Americans interested in a new model of transport governance might want to take a long hard look at their neighbors up north, says David King. Canada's funding system does include a federal gas tax, but that money is returned to provinces with few restrictions, more or less enabling localities to direct spending as they see fit. In fact, only 7 percent of the Canadian federal fuel tax went to roads, according to a 2005 report by transport economist Robin Lindsey [PDF, p. 55].
That's not to say Canada's central government devolves all responsibility. Far from it. Individual projects can receive federal grants, and the federal government recently dedicated a portion of the gas tax to urban transport. But even with provinces and cities taking the lead, Canada has nevertheless produced some excellent public transit. Canada's top cities outrank every American city but New York on important ridership and farebox metrics — though Lindsey is quick to note that much of this difference is the result of Canada having far fewer interstates running through its cities.

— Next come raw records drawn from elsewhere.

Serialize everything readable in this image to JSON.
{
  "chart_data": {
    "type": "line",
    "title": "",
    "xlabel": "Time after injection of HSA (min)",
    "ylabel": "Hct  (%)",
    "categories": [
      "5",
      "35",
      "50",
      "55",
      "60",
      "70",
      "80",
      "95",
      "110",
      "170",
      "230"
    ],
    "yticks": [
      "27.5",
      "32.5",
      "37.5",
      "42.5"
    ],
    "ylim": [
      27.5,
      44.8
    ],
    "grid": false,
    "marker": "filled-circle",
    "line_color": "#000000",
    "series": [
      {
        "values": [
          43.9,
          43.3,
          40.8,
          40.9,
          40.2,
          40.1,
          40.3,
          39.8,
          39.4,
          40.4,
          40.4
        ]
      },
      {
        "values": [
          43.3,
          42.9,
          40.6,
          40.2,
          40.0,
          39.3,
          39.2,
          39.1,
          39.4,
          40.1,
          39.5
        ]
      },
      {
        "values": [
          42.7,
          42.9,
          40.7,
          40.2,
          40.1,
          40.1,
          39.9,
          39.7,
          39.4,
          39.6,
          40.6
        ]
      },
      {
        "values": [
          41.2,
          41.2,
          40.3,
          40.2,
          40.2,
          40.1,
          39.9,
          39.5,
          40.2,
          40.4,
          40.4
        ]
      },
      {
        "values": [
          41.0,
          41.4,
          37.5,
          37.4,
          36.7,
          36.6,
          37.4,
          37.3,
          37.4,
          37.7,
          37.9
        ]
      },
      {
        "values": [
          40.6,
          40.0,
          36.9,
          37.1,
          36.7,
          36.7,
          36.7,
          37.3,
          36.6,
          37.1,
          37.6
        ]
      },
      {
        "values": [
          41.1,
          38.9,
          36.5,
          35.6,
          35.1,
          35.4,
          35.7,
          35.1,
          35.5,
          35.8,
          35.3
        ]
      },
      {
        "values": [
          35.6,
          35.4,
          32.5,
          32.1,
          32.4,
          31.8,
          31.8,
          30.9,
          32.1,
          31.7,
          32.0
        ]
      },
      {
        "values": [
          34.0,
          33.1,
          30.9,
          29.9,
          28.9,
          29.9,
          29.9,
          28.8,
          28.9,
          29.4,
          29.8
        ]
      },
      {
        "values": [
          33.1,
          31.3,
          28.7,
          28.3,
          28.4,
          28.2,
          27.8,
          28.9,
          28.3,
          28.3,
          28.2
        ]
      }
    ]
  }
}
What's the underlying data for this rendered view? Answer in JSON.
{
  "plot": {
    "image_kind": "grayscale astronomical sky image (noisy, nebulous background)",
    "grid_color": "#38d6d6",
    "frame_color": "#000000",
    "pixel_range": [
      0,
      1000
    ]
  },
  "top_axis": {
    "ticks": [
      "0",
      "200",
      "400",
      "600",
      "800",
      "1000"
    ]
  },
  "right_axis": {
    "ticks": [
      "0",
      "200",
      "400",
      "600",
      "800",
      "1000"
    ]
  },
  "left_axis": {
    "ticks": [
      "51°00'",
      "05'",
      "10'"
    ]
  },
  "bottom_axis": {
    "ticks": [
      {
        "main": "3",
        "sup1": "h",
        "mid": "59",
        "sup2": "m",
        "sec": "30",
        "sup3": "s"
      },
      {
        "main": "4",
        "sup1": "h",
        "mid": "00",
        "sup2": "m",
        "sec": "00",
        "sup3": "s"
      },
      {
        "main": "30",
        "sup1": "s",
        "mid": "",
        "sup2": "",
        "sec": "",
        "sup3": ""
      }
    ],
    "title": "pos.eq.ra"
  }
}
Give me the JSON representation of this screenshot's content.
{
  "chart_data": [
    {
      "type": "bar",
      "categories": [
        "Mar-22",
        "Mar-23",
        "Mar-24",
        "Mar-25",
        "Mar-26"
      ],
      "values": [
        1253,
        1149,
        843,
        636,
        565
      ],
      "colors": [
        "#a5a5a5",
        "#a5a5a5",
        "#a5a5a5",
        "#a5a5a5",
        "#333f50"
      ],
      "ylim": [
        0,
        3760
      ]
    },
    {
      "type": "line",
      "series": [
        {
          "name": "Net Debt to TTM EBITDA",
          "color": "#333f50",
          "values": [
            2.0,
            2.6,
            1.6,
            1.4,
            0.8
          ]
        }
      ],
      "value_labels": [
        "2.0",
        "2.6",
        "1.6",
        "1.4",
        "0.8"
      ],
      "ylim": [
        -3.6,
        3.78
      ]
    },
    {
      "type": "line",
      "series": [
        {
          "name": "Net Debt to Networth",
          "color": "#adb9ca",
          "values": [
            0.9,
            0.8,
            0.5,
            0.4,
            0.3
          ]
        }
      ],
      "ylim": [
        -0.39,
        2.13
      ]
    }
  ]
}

"I would say the U.S. model and the Canadian model differ quite a bit, but you can't really say one is clearly superior to another," he says.
David Levinson, transport scholar at the University of Minnesota, has proposed a number of new governance models. One popular plan, drafted with Matthew Kahn and published by Brookings in 2011, outlines a three-step federal model of first fixing existing roads with the gas tax, then expanding them with competitive funding, then rewarding strong projects with subsidies. At his Transportationist blog, Levinson has also suggested limiting the federal role to research and regulation.
The best system, he says, might reduce central authority and reconfigure state departments of transportation as public utilities. In this "enterprising" model, as Levinson called it in a January report [PDF], a new transport utility would work with a local oversight commission to establish fair usage rates and maintain service quality. Australia operates with this type of system, as does the multi-modal TransLink agency in Vancouver, as do water and sewage and electric companies in the United States.
If infrastructure governance were a bit more decentralized, says Levinson, you'd expect innovative concepts like enterprising transport to reach the fore. ("It's the 'laboratories of democracy' idea," he says.) Then again, given the complexity of the situation, not to mention the general intransigence of the federal government in recent times, it seems quite possible that lawmakers will respond to the urgent need for transport funding reform with no reform at all.
"My sense is it's more likely to fade away than it is be reversed in terms of a great new federal role or be eliminated entirely," says Levinson." The status quo policy is to leave the gas tax where it is, and it will slowly diminish over time until it becomes almost an irrelevancy. If I had to predict what I think will happen over the next 20 years, I think that's the most likely outcome."